While some would hail this as a remarkably positive trial we have reservations. Firstly, the primary endpoint is not symptom-driven and it should be regarded as a surrogate endpoint. At the time this trial was undertaken it was routine practice for patients to undergo surveillance testing with ECG’s and functional tests following coronary revascularization and this is likely how the majority of patients came to undergo revascularization (not via a symptom-driven route). Had these elective revascularizations not occurred, it is unknown whether it would have resulted in any deleterious consequences.
Second, patients enrolled in the trial were highly selected and no information is provided in the main manuscript on how many underwent screening. Commonly-occurring angiographic features of coronary lesions, for which patients undergo PCI, were excluded (i.e., ostial and bifurcating lesions, lesions in vessels with reference vessel diameters <2.5 mm, etc.).
Third, there were no differences in hard outcomes like death from cardiac causes, MI or stent thrombosis but the trial was not powered for these events. It cannot be determined from this study whether target-vessel revascularization even improved symptoms or any other proxy measure of quality of life.

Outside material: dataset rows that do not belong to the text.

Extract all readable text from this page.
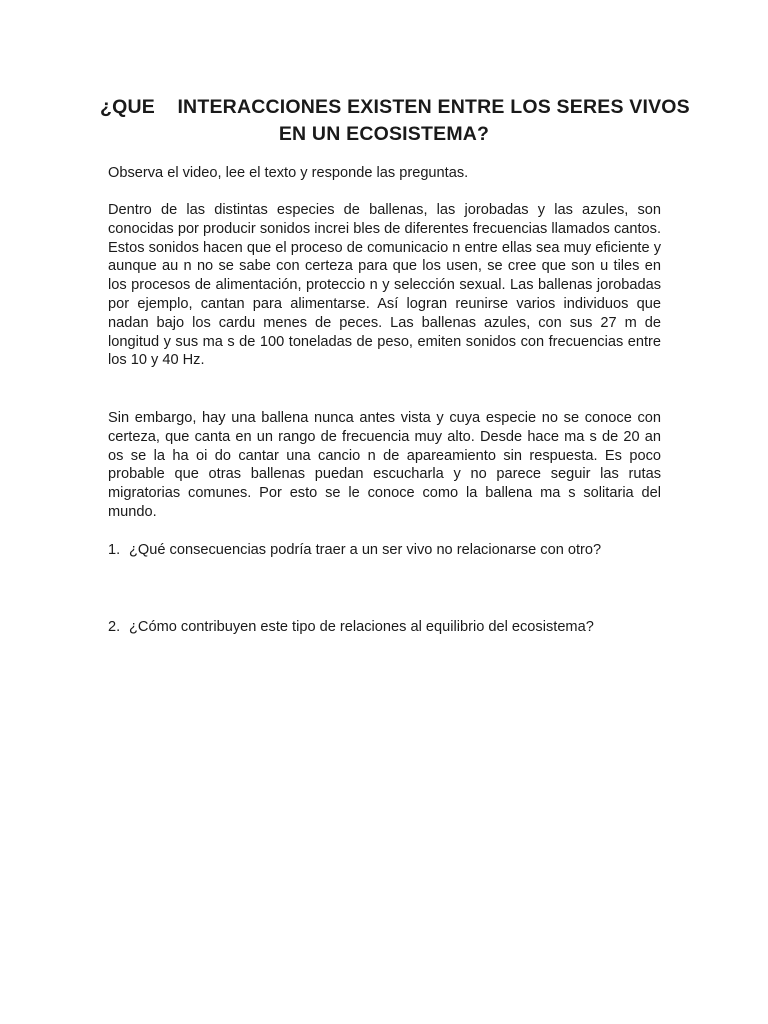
¿QUE    INTERACCIONES EXISTEN ENTRE LOS SERES VIVOS
EN UN ECOSISTEMA?
Observa el video, lee el texto y responde las preguntas.
Dentro de las distintas especies de ballenas, las jorobadas y las azules, son conocidas por producir sonidos increi bles de diferentes frecuencias llamados cantos. Estos sonidos hacen que el proceso de comunicacio n entre ellas sea muy eficiente y aunque au n no se sabe con certeza para que los usen, se cree que son u tiles en los procesos de alimentación, proteccio n y selección sexual. Las ballenas jorobadas por ejemplo, cantan para alimentarse. Así logran reunirse varios individuos que nadan bajo los cardu menes de peces. Las ballenas azules, con sus 27 m de longitud y sus ma s de 100 toneladas de peso, emiten sonidos con frecuencias entre los 10 y 40 Hz.
Sin embargo, hay una ballena nunca antes vista y cuya especie no se conoce con certeza, que canta en un rango de frecuencia muy alto. Desde hace ma s de 20 an os se la ha oi do cantar una cancio n de apareamiento sin respuesta. Es poco probable que otras ballenas puedan escucharla y no parece seguir las rutas migratorias comunes. Por esto se le conoce como la ballena ma s solitaria del mundo.
1. ¿Qué consecuencias podría traer a un ser vivo no relacionarse con otro?
2. ¿Cómo contribuyen este tipo de relaciones al equilibrio del ecosistema?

In conclusion, the TAXUS-IV trial demonstrated that paclitaxel-eluting stents reduced the surrogate endpoint of target lesion revascularization at 9 months compared to bare-metal stents in highly selected patients with stable coronary disease. Whether this translates into improvements in hard endpoints or even patient-centered endpoints cannot be answered by this study.
Thank you for another excellent analysis. One question: having retired from active practice prior to the frequent installation of shunts, I haven't followed the details very closely; how long do the "eluting" stents continue to give off medication?